KAIST Research Team, Google DeepMind, and Rutgers University Collaborate Internationally
Develop New AI Model Understanding Novel Concepts and Benchmark for Executing Programs
The ability of artificial intelligence to understand and imagine visual concepts never seen before, such as 'yellow grapes' or 'purple bananas,' has become possible.
KAIST (President Kwang Hyung Lee) announced on the 30th that a research team led by Professor Seongjin Ahn of the School of Computing, in an international joint study with Google DeepMind and Rutgers University in the United States, has developed a new AI model that systematically combines visual knowledge to understand new concepts, along with a benchmark program to perform it.
(From left) Professor Seongjin Ahn, Department of Computer Science, KAIST; Master’s student Youngbin Kim, Department of Computer Science, KAIST; PhD student Gautam Singh, Rutgers University; Master’s student Junyoung Park, Department of Computer Science, KAIST; DeepMind Senior Researcher Challa Gulcher (currently Professor at EPFL)
Humans have the ability to learn concepts like 'purple grapes' and 'yellow bananas,' separate them, and then recombine them to imagine concepts never seen before, such as 'yellow grapes' or 'purple bananas.' This ability is called systematic generalization or compositional generalization and is considered a key element in realizing general artificial intelligence.
The problem of systematic generalization has remained a major challenge in the field of AI deep learning for 35 years since the renowned American cognitive scientists Jerry Fodor and Zenon Pylyshyn argued in 1988 that artificial neural networks could not solve this problem.
The international joint research team led by Professor Seongjin Ahn developed a benchmark to study systematic generalization of visual information to fill this gap. Unlike language, visual information does not have a clear structure of 'words' or 'tokens,' making it a significant challenge to learn this structure and achieve systematic generalization.
Professor Seongjin Ahn said, “Systematic generalization of visual information is an essential ability to achieve general artificial intelligence, and we expect this research to accelerate advancements in AI reasoning and imagination capabilities.”
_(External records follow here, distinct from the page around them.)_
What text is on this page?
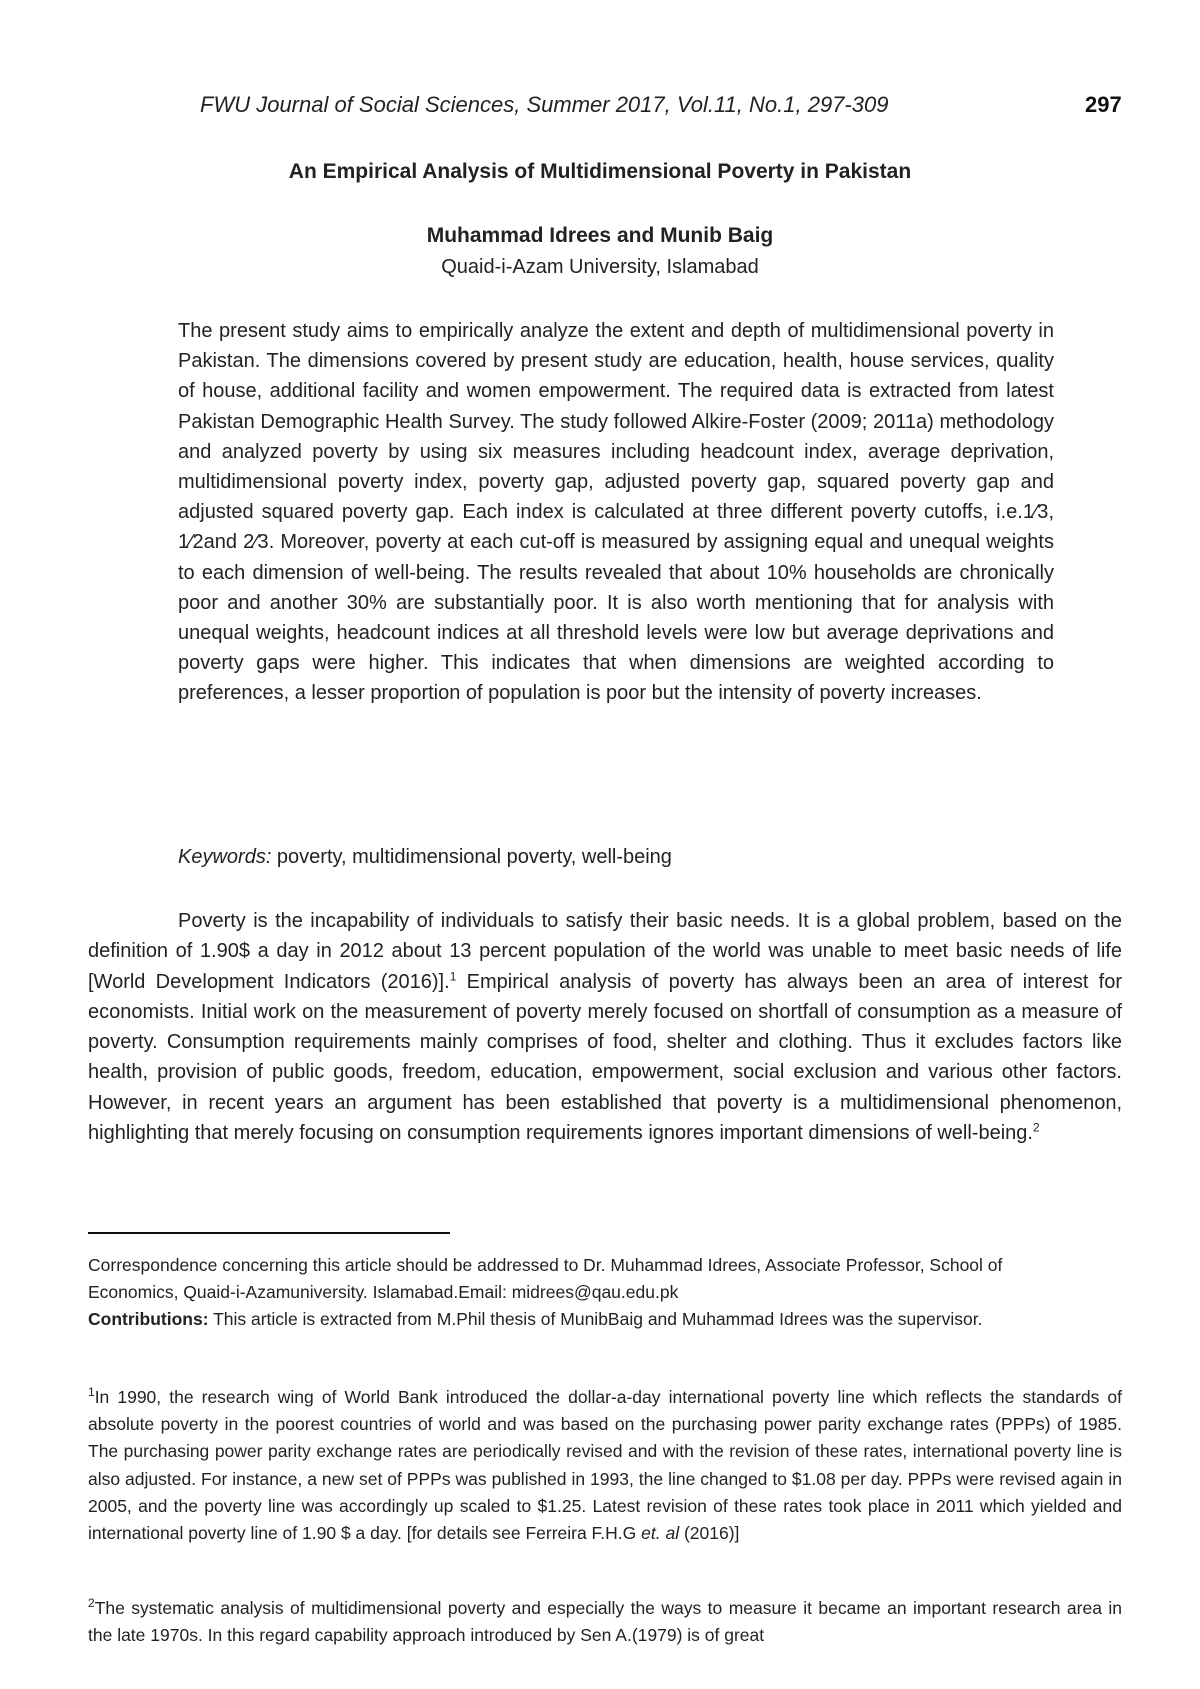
FWU Journal of Social Sciences, Summer 2017, Vol.11, No.1, 297-309	297
An Empirical Analysis of Multidimensional Poverty in Pakistan
Muhammad Idrees and Munib Baig
Quaid-i-Azam University, Islamabad

The present study aims to empirically analyze the extent and depth of multidimensional poverty in Pakistan. The dimensions covered by present study are education, health, house services, quality of house, additional facility and women empowerment. The required data is extracted from latest Pakistan Demographic Health Survey. The study followed Alkire-Foster (2009; 2011a) methodology and analyzed poverty by using six measures including headcount index, average deprivation, multidimensional poverty index, poverty gap, adjusted poverty gap, squared poverty gap and adjusted squared poverty gap. Each index is calculated at three different poverty cutoffs, i.e.1⁄3, 1⁄2and 2⁄3. Moreover, poverty at each cut-off is measured by assigning equal and unequal weights to each dimension of well-being. The results revealed that about 10% households are chronically poor and another 30% are substantially poor. It is also worth mentioning that for analysis with unequal weights, headcount indices at all threshold levels were low but average deprivations and poverty gaps were higher. This indicates that when dimensions are weighted according to preferences, a lesser proportion of population is poor but the intensity of poverty increases.

Keywords: poverty, multidimensional poverty, well-being

Poverty is the incapability of individuals to satisfy their basic needs. It is a global problem, based on the definition of 1.90$ a day in 2012 about 13 percent population of the world was unable to meet basic needs of life [World Development Indicators (2016)].$^1$ Empirical analysis of poverty has always been an area of interest for economists. Initial work on the measurement of poverty merely focused on shortfall of consumption as a measure of poverty. Consumption requirements mainly comprises of food, shelter and clothing. Thus it excludes factors like health, provision of public goods, freedom, education, empowerment, social exclusion and various other factors. However, in recent years an argument has been established that poverty is a multidimensional phenomenon, highlighting that merely focusing on consumption requirements ignores important dimensions of well-being.$^2$

Correspondence concerning this article should be addressed to Dr. Muhammad Idrees, Associate Professor, School of Economics, Quaid-i-Azamuniversity. Islamabad.Email: midrees@qau.edu.pk
Contributions: This article is extracted from M.Phil thesis of MunibBaig and Muhammad Idrees was the supervisor.

$^1$In 1990, the research wing of World Bank introduced the dollar-a-day international poverty line which reflects the standards of absolute poverty in the poorest countries of world and was based on the purchasing power parity exchange rates (PPPs) of 1985. The purchasing power parity exchange rates are periodically revised and with the revision of these rates, international poverty line is also adjusted. For instance, a new set of PPPs was published in 1993, the line changed to $1.08 per day. PPPs were revised again in 2005, and the poverty line was accordingly up scaled to $1.25. Latest revision of these rates took place in 2011 which yielded and international poverty line of 1.90 $ a day. [for details see Ferreira F.H.G et. al (2016)]

$^2$The systematic analysis of multidimensional poverty and especially the ways to measure it became an important research area in the late 1970s. In this regard capability approach introduced by Sen A.(1979) is of great
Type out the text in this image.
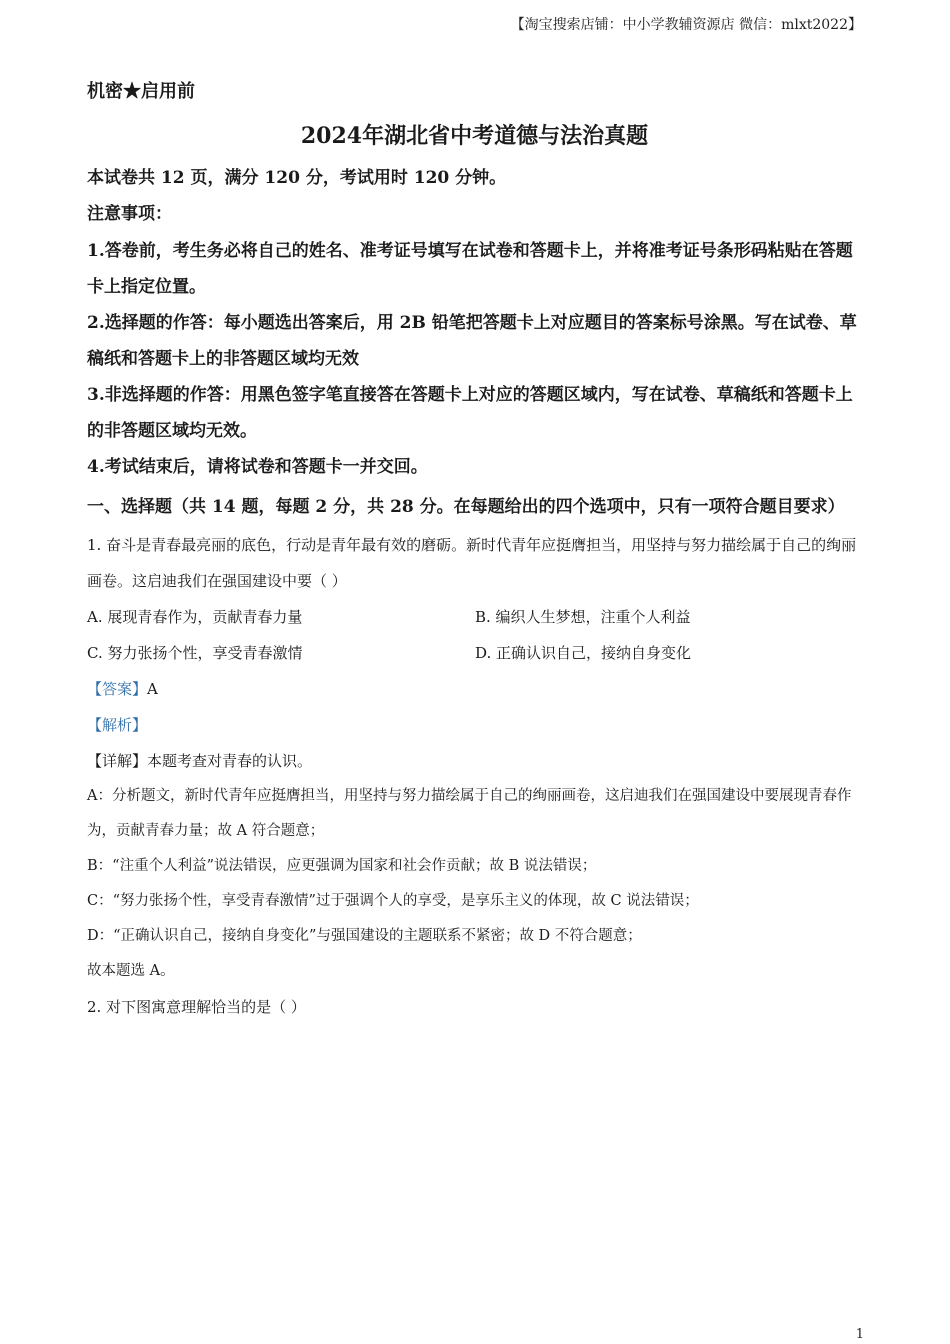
【淘宝搜索店铺：中小学教辅资源店 微信：mlxt2022】

机密★启用前

2024年湖北省中考道德与法治真题

本试卷共 12 页，满分 120 分，考试用时 120 分钟。

注意事项：

1.答卷前，考生务必将自己的姓名、准考证号填写在试卷和答题卡上，并将准考证号条形码粘贴在答题卡上指定位置。

2.选择题的作答：每小题选出答案后，用 2B 铅笔把答题卡上对应题目的答案标号涂黑。写在试卷、草稿纸和答题卡上的非答题区域均无效

3.非选择题的作答：用黑色签字笔直接答在答题卡上对应的答题区域内，写在试卷、草稿纸和答题卡上的非答题区域均无效。

4.考试结束后，请将试卷和答题卡一并交回。

一、选择题（共 14 题，每题 2 分，共 28 分。在每题给出的四个选项中，只有一项符合题目要求）

1. 奋斗是青春最亮丽的底色，行动是青年最有效的磨砺。新时代青年应挺膺担当，用坚持与努力描绘属于自己的绚丽画卷。这启迪我们在强国建设中要（ ）

A. 展现青春作为，贡献青春力量	B. 编织人生梦想，注重个人利益
C. 努力张扬个性，享受青春激情	D. 正确认识自己，接纳自身变化

【答案】A

【解析】

【详解】本题考查对青春的认识。

A：分析题文，新时代青年应挺膺担当，用坚持与努力描绘属于自己的绚丽画卷，这启迪我们在强国建设中要展现青春作为，贡献青春力量；故 A 符合题意；

B：“注重个人利益”说法错误，应更强调为国家和社会作贡献；故 B 说法错误；

C：“努力张扬个性，享受青春激情”过于强调个人的享受，是享乐主义的体现，故 C 说法错误；

D：“正确认识自己，接纳自身变化”与强国建设的主题联系不紧密；故 D 不符合题意；

故本题选 A。

2. 对下图寓意理解恰当的是（ ）

1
Caglar Gulcehre, a lead researcher from DeepMind who participated in the study and is currently a professor at the ?cole Polytechnique F?d?rale de Lausanne (EPFL) in Switzerland, stated, “Once systematic generalization becomes possible, it will be able to achieve higher performance with much less data than currently required.”
This research is scheduled to be presented at the 37th Conference on Neural Information Processing Systems (NeurIPS), held from December 10 to 16 in New Orleans, USA.